Aconteceu-me uma vez entrar na selva à noite. Fui depois de um dia de chuva. Na zona da fronteira entre o Brasil e o Paraguai. Estava alojado numa espécie de quinta. Um terreno agrícola roubado à mata virgem. Depois da cerca, o imenso verde. O universo colossal e frondoso das árvores gigantes da altura de prédios de muitos andares.
Durante a manha tinha percorrido meia-dúzia de metros de um trilho que dava entrada na selva. Nessa dia parou de chover ao por do sol. Aquele por do Sol rápido e quase instantâneo dos trópicos. Lembro-me que jantei, depois bebi um trago de aguardente misturada no chá. A minha companheira foi-se deitar e eu fiquei sem sono.
Ali a ouvir as rãs, os insectos, os píos e os gritos das criaturas da noite. Fez-se tarde e eu sem vontade de dormir. Terá sido por curiosidade ou outro qualquer perverso instinto de procura, ou vertigem; nem sei eu sei porquê, mas fui. Meti-me pelo trilho que percorri durante o dia.
O caminho até à selva pareceu-me muito mais comprido. Estava uma noite clara de quarto minguante como a de hoje e eu levava uma lanterna apagada, daquelas que se põem na cabeça. Tinha as mãos nos bolsos e botas calçadas. Os pássaros da noite a piarem e os insectos a zumbir. Quando passei a vedação da quinta e entrei na mata. E deixei de ver. O preto escuro profundo. Escuridão total. Acendi a lanterna e imediatamente todos os bichos se calaram.
Continuei a andar. Mas já não ia sozinho.
Caminhava com o medo. Um medo infundado e idiota do que podia estar. O medo intenso do silencio escuro que me envolveu para lá do circulo da luz branca do led.

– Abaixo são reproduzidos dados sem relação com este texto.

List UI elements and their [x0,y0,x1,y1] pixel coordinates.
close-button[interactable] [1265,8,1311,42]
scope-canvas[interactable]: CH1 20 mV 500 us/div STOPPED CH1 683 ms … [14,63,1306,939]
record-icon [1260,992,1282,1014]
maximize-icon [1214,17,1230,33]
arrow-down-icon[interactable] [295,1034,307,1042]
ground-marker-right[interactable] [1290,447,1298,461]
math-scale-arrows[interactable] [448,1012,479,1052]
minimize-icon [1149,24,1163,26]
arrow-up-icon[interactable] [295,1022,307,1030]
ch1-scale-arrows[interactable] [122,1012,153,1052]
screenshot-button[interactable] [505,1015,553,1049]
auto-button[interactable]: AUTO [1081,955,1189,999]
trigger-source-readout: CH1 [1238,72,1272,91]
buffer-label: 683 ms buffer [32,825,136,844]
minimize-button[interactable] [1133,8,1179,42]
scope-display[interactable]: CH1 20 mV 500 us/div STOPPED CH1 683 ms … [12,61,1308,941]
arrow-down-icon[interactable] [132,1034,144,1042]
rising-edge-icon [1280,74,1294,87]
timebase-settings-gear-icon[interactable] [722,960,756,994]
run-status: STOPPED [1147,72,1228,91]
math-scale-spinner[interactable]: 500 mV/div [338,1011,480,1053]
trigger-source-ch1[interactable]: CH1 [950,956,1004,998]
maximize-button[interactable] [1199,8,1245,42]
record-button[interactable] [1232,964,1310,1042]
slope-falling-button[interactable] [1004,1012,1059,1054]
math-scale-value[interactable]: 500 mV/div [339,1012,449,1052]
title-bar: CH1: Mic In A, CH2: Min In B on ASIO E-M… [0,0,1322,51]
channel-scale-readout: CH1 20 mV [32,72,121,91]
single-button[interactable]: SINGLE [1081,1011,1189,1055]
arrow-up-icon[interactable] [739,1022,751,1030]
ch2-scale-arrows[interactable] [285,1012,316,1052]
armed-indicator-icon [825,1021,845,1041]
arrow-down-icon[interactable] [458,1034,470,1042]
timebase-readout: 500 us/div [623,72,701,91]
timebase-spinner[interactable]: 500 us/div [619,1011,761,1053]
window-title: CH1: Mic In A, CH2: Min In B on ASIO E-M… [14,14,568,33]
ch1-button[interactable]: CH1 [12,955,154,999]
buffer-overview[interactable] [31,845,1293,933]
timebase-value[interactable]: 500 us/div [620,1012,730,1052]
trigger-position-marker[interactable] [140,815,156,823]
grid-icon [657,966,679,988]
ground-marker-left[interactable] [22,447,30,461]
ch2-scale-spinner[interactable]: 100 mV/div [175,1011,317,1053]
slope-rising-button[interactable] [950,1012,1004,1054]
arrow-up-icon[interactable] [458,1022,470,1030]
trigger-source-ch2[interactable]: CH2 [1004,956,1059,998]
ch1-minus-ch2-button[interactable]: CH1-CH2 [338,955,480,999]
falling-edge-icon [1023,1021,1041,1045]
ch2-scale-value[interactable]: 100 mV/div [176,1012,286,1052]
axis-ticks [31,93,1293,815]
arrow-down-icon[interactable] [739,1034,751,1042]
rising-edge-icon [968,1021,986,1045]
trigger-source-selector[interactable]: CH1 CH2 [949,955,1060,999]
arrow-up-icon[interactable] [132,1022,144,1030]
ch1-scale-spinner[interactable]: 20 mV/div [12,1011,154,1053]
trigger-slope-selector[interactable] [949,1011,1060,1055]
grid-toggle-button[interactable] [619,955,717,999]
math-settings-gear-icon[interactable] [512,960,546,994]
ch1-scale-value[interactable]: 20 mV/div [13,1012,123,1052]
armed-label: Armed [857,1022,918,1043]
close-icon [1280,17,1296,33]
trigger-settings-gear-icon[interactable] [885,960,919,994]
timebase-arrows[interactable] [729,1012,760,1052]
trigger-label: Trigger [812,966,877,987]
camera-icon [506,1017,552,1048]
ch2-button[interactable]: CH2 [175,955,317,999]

O medo entrou-me entre a camisola fina de algodão e o corta-vento impermeável e colou-se-me às costas e ao peito. Continuei mais uns cinco minutos pelo momentâneo túnel de luz que lanterna na cabeça fazia à minha frente. Depois parei.
Sentei-me num tronco apodrecido, acendi um cigarro e apaguei a lanterna.
Com a nicotina a circular tentei desmontar o medo. Medo de que? Do escuro? Do silencio? Do desconhecido?
À minha volta os bichos da selva calada, recusaram responder.
Apaguei o cigarro na sola da bota, guardei a beata na algibeira, contei ate cem para provar nem eu sei o quê a mim mesmo. Depois acendi a lanterna e voltei.
Ao aproximar-me da casa, as rãs e os insectos retomaram o canto e o medo dissipou-se.
Senti-me estúpido e fiquei sentado ao relento a pensar. Percebi que era o silencio que me assustava.
O silencio é o pai do medo.
Mais, muito mais que o escuro.
Inventou-se a musica para combater o medo.
Aprendi isso nessa noite.
Passaram uns anos valentes. Mas nestes dias atípicos que todos vivemos, às vezes, à noite, oiço o medo.
Quando toda a cidade se recolhe nas casas fechadas.
Quando a noite fica vazia de sons. Só o zumbido do frigorífico a acompanhar a madrugada.
Vejo os meus amigos a publicarem piadas nas redes sociais. E trocamos anedotas. E aparecem passatempos. E trocamos receitas. E partilhamos erotismo e pornografia. E tocamos canções uns para os outros. E dizemos parvoíces.
E fazemos bem.
É tudo o barulho para espantar o medo.
São mamas, cús, pilas e receitas de bolos e assados. Tudo para enxotar o medo.
Para afugentar este cabrão deste medo que chega no silencio da noite e fica até começarem a circular os primeiros carros que nos trazem o sono.